I was set to apeture priority all night and pretty much shooting wide open with both lenses. Lighting was rough, so I bumped up to ISO 400, then 800 to pick up some shutter speed. I was shooting freehand. Note to self........Get a monopod ASAP.

Anyway, what I experienced was that the exposure meter when viewed inside the camera, was showing two lines rather than one, and they were side by side in the overexposed range. I could not get them to move, no matter what I did, such as change apeture setting, switch to Tv, change ISO. Nothing worked. I basically ended up with lots of bad pics from my 30D. Thankfully I had my XT as a backup. I got some OK shots from that.

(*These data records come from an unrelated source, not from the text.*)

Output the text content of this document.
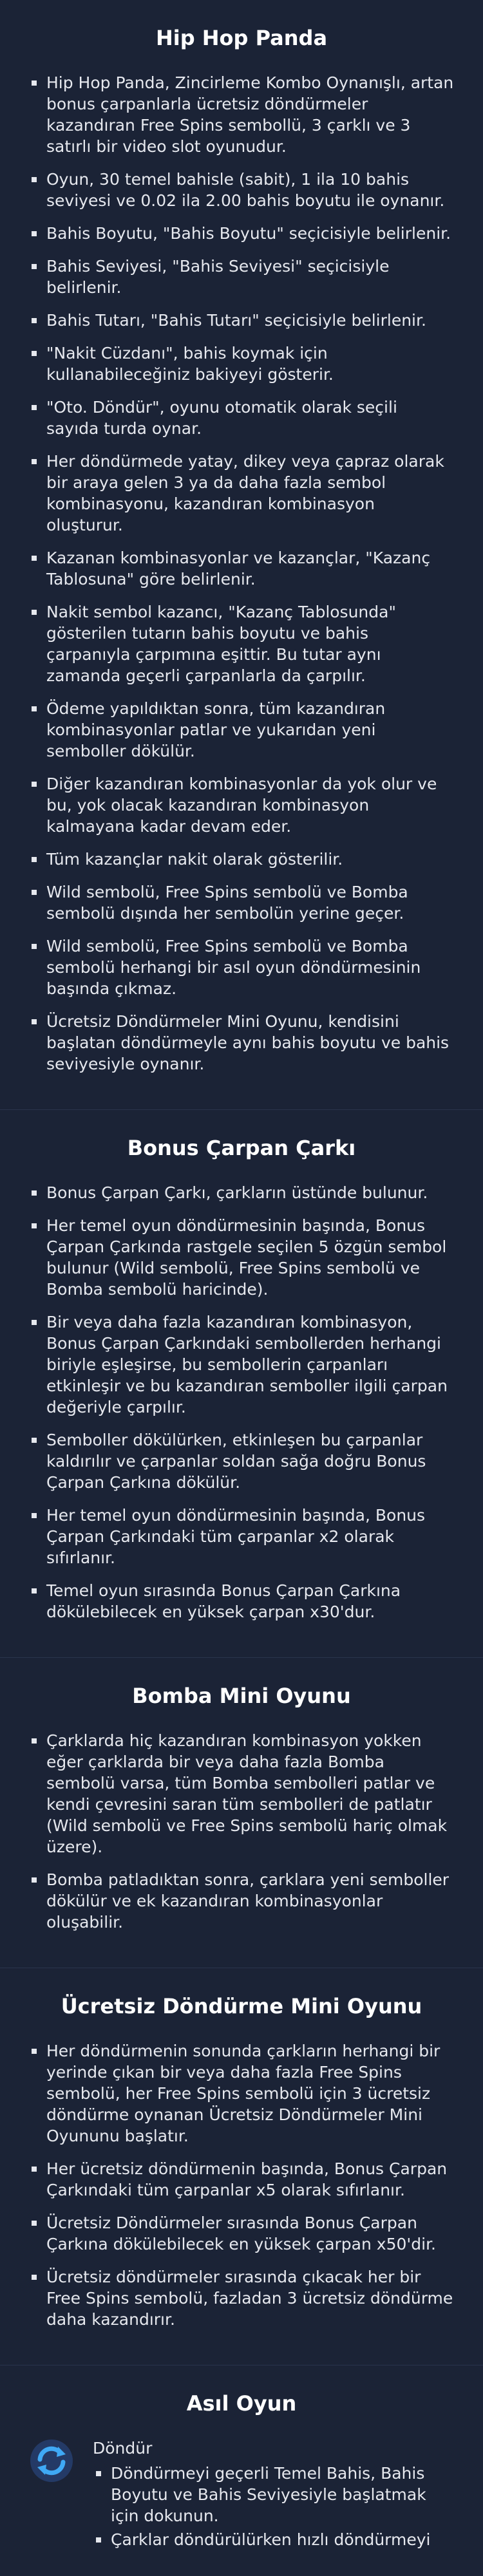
Hip Hop Panda
Hip Hop Panda, Zincirleme Kombo Oynanışlı, artan bonus çarpanlarla ücretsiz döndürmeler kazandıran Free Spins sembollü, 3 çarklı ve 3 satırlı bir video slot oyunudur.
Oyun, 30 temel bahisle (sabit), 1 ila 10 bahis seviyesi ve 0.02 ila 2.00 bahis boyutu ile oynanır.
Bahis Boyutu, "Bahis Boyutu" seçicisiyle belirlenir.
Bahis Seviyesi, "Bahis Seviyesi" seçicisiyle belirlenir.
Bahis Tutarı, "Bahis Tutarı" seçicisiyle belirlenir.
"Nakit Cüzdanı", bahis koymak için kullanabileceğiniz bakiyeyi gösterir.
"Oto. Döndür", oyunu otomatik olarak seçili sayıda turda oynar.
Her döndürmede yatay, dikey veya çapraz olarak bir araya gelen 3 ya da daha fazla sembol kombinasyonu, kazandıran kombinasyon oluşturur.
Kazanan kombinasyonlar ve kazançlar, "Kazanç Tablosuna" göre belirlenir.
Nakit sembol kazancı, "Kazanç Tablosunda" gösterilen tutarın bahis boyutu ve bahis çarpanıyla çarpımına eşittir. Bu tutar aynı zamanda geçerli çarpanlarla da çarpılır.
Ödeme yapıldıktan sonra, tüm kazandıran kombinasyonlar patlar ve yukarıdan yeni semboller dökülür.
Diğer kazandıran kombinasyonlar da yok olur ve bu, yok olacak kazandıran kombinasyon kalmayana kadar devam eder.
Tüm kazançlar nakit olarak gösterilir.
Wild sembolü, Free Spins sembolü ve Bomba sembolü dışında her sembolün yerine geçer.
Wild sembolü, Free Spins sembolü ve Bomba sembolü herhangi bir asıl oyun döndürmesinin başında çıkmaz.
Ücretsiz Döndürmeler Mini Oyunu, kendisini başlatan döndürmeyle aynı bahis boyutu ve bahis seviyesiyle oynanır.
Bonus Çarpan Çarkı
Bonus Çarpan Çarkı, çarkların üstünde bulunur.
Her temel oyun döndürmesinin başında, Bonus Çarpan Çarkında rastgele seçilen 5 özgün sembol bulunur (Wild sembolü, Free Spins sembolü ve Bomba sembolü haricinde).
Bir veya daha fazla kazandıran kombinasyon, Bonus Çarpan Çarkındaki sembollerden herhangi biriyle eşleşirse, bu sembollerin çarpanları etkinleşir ve bu kazandıran semboller ilgili çarpan değeriyle çarpılır.
Semboller dökülürken, etkinleşen bu çarpanlar kaldırılır ve çarpanlar soldan sağa doğru Bonus Çarpan Çarkına dökülür.
Her temel oyun döndürmesinin başında, Bonus Çarpan Çarkındaki tüm çarpanlar x2 olarak sıfırlanır.
Temel oyun sırasında Bonus Çarpan Çarkına dökülebilecek en yüksek çarpan x30'dur.
Bomba Mini Oyunu
Çarklarda hiç kazandıran kombinasyon yokken eğer çarklarda bir veya daha fazla Bomba sembolü varsa, tüm Bomba sembolleri patlar ve kendi çevresini saran tüm sembolleri de patlatır (Wild sembolü ve Free Spins sembolü hariç olmak üzere).
Bomba patladıktan sonra, çarklara yeni semboller dökülür ve ek kazandıran kombinasyonlar oluşabilir.
Ücretsiz Döndürme Mini Oyunu
Her döndürmenin sonunda çarkların herhangi bir yerinde çıkan bir veya daha fazla Free Spins sembolü, her Free Spins sembolü için 3 ücretsiz döndürme oynanan Ücretsiz Döndürmeler Mini Oyununu başlatır.
Her ücretsiz döndürmenin başında, Bonus Çarpan Çarkındaki tüm çarpanlar x5 olarak sıfırlanır.
Ücretsiz Döndürmeler sırasında Bonus Çarpan Çarkına dökülebilecek en yüksek çarpan x50'dir.
Ücretsiz döndürmeler sırasında çıkacak her bir Free Spins sembolü, fazladan 3 ücretsiz döndürme daha kazandırır.
Asıl Oyun
Döndür
Döndürmeyi geçerli Temel Bahis, Bahis Boyutu ve Bahis Seviyesiyle başlatmak için dokunun.
Çarklar döndürülürken hızlı döndürmeyi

Here's one of very few that was worth a damn from the 30D. This is a warmup act, not Alice's band.

707535293_6tsXk-L.jpg

Anyone seen the exposure meeter act odd as I describe? I haven't dug out my manual yet. That's on the agenda when I get home today.

S.C.

Comments

  • cmasoncmason Registered Users Posts: 2,506 Major grins
    edited November 9, 2009
    The exposure meter will show those two bars if you have it in AEB or Auto Exposure Balance mode. Normally you get 3 bars, but if you scroll the back wheel to the left, it will underexpose and show only two bars.

    If you turn off and turn back on your camera it will return to normal.
  • scottcolbathscottcolbath Registered Users Posts: 278 Major grins
    edited November 9, 2009
    cmason wrote:
    The exposure meter will show those two bars if you have it in AEB or Auto Exposure Balance mode. Normally you get 3 bars, but if you scroll the back wheel to the left, it will underexpose and show only two bars.

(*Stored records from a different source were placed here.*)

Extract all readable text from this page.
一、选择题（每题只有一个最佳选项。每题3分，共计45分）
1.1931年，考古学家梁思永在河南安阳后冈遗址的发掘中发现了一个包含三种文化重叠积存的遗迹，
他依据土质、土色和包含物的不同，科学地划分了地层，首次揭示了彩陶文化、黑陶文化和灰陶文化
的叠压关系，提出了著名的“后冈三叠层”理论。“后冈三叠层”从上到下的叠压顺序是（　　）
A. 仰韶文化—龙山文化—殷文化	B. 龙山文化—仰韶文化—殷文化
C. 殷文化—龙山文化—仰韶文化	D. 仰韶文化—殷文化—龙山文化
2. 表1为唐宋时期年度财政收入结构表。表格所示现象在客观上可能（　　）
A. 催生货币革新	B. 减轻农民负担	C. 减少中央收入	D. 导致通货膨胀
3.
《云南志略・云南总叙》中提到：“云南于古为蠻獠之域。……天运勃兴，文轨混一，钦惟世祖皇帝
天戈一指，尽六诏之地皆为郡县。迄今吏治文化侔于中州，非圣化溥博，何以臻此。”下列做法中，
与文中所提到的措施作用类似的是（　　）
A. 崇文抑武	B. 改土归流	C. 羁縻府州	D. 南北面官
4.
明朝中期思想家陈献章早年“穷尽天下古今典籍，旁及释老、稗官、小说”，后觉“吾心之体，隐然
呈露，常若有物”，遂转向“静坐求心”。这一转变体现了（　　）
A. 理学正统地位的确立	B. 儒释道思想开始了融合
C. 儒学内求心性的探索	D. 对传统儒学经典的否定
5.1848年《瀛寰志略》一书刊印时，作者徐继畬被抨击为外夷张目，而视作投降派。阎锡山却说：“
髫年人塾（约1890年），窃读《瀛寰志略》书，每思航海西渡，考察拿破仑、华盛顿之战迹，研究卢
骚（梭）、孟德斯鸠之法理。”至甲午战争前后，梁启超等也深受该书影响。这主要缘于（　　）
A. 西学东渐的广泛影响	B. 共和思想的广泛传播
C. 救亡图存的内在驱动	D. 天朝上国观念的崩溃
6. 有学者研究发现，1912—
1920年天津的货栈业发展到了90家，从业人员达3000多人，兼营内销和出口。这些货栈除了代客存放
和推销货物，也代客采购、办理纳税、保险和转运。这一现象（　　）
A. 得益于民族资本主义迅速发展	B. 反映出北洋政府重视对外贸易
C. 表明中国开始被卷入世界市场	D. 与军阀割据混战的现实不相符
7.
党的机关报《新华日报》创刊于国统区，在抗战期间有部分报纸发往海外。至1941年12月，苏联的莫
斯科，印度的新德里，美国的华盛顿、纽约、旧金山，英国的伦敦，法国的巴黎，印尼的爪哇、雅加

    If you turn off and turn back on your camera it will return to normal.

    Nuts. Just another screw up from that night.

    Eh, at least I got the chance to chat with Alice Cooper for a good, long time.

    S.C.
  • cmasoncmason Registered Users Posts: 2,506 Major grins
    edited November 9, 2009
    Nuts. Just another screw up from that night.

    Eh, at least I got the chance to chat with Alice Cooper for a good, long time.

    S.C.

    By the way, you should have a bunch of similar images that are extremely dark and underexposed. If you do, this is what happened. If every image is different, then something weird is going on.
  • scottcolbathscottcolbath Registered Users Posts: 278 Major grins
    edited November 9, 2009
    cmason wrote:
    By the way, you should have a bunch of similar images that are extremely dark and underexposed. If you do, this is what happened. If every image is different, then something weird is going on.

    Actually, they are all pretty well blown out. I'll upload one to my Smugmug account when I get home so you can have a look.

    S.C.
  • stirinthesaucestirinthesauce Registered Users Posts: 293 Major grins
    edited November 11, 2009
    I use to shoot a lot of concert photography. Quick tip that works for me:

    Shoot in manual and keep your shots at least 1 stop underexposed in the camera and adjust from there. Check your histogram after a few. Check for blown out subject matter (the musicians or point of interest such as instruments). The stage lighting, especially the strobes and gels popping, will create havoc for your in camera light meter. Almost always you will blow out your images. Sometimes I "underexpose" (using the camera light meter) as much as 2 stops. I always found it better not to blow out the highlights and boost any exposure needed in post. Too many times I pushed the exposure only to get back to PS and find that though the image was great (or would have been), I had blown out the highlights or worse.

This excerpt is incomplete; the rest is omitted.